The aim of the medical billing and collections services offered by a medical biller is to make sure that the healthcare provider is duly compensated for his/her medical assistance. It is, therefore, the process of medical billing is carefully designed to gather the correct information. The steps followed by the medical biller to complete the process without any discrepancy are as follows:

  • Eligibility and Verification: This step requires a medical billing and collection company to contact the third party or insurance company to determine the eligibility of the patient for the medical services. After verifying the patient’s eligibility for insurance, the healthcare provider bills the patient as per the medical benefits.
  • Medical Coding: It plays an essential role in maintaining a patient's records from gathering critical information to streamlining medical data (including medical service, billing, and claims). The purpose of medical coding is to provide flawless assistance to both patient and healthcare provider for better returns.
  • Charge Entry: The charge entry team is responsible for providing reimbursements to the healthcare provider without any delay. This step determines the amount that the healthcare provider will receive from the third-party refund.
  • Claims Submission: Here, the purpose is to file an insurance claim without any interruption. Billing companies can make this process relatively easy and straightforward, for they have access to all the necessary information for insurance companies.

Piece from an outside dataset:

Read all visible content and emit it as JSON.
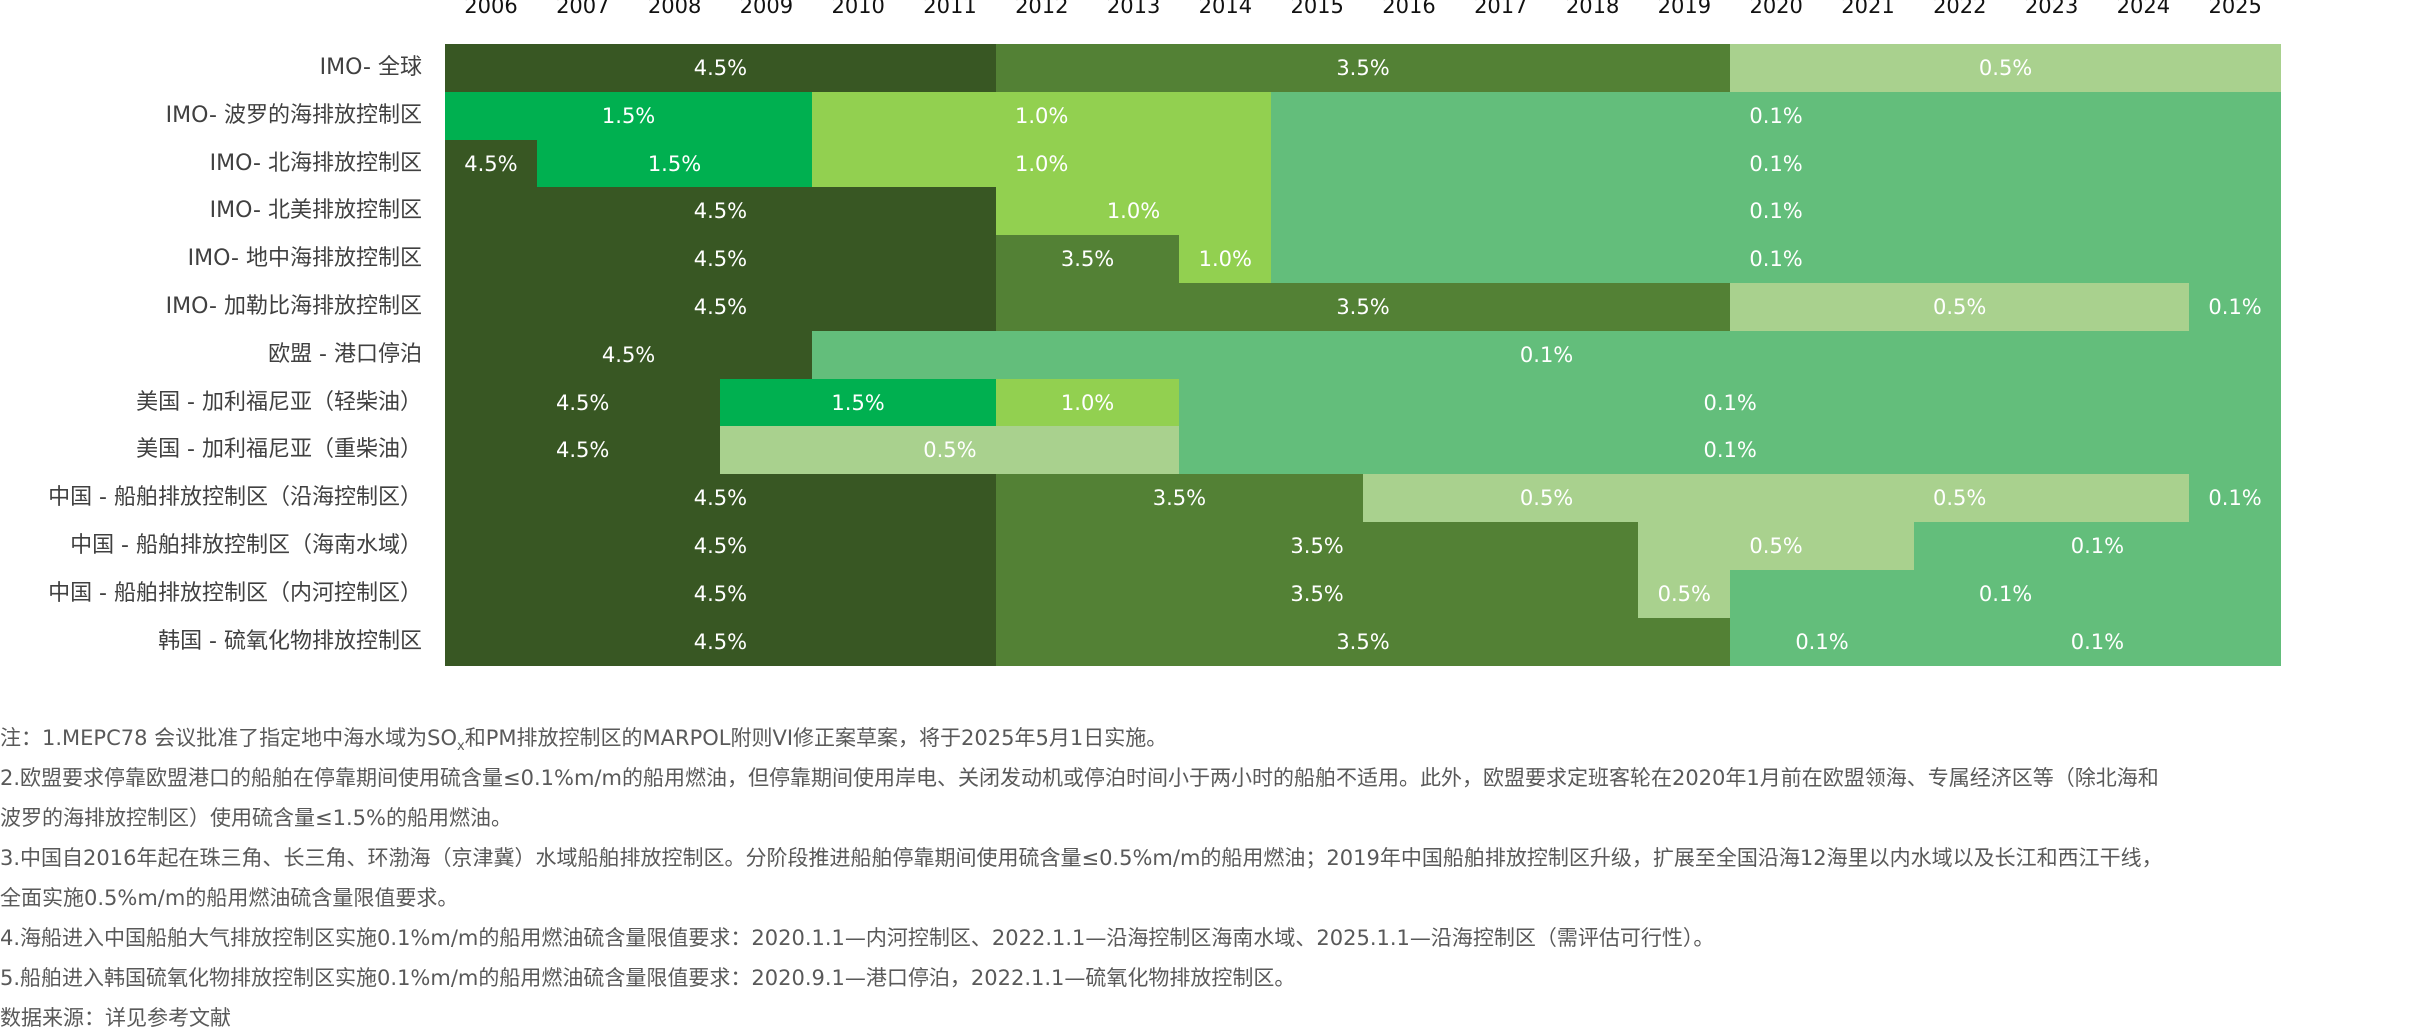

In addition to the above, a complete number of services are offered in the following disciplines to make the procedure quick and hassle-free.

  • Charge Posting: A team of experts is dedicated to review and post charges for every procedure. This ensures accuracy while eliminating incomplete and incorrect claims.
  • A/R Follow up: Payments from the patient and payer to the healthcare provider is term as accounts receivable or AR. A team is dedicated to A/R follow up so that the organization gets the money without any delay or fraud.
  • Credit Balance: The term refers to an increase in payments/adjustments beyond the posted changes. Such an increase in costs is indicative of financial issues that may affect the provider and needs to be resolved immediately.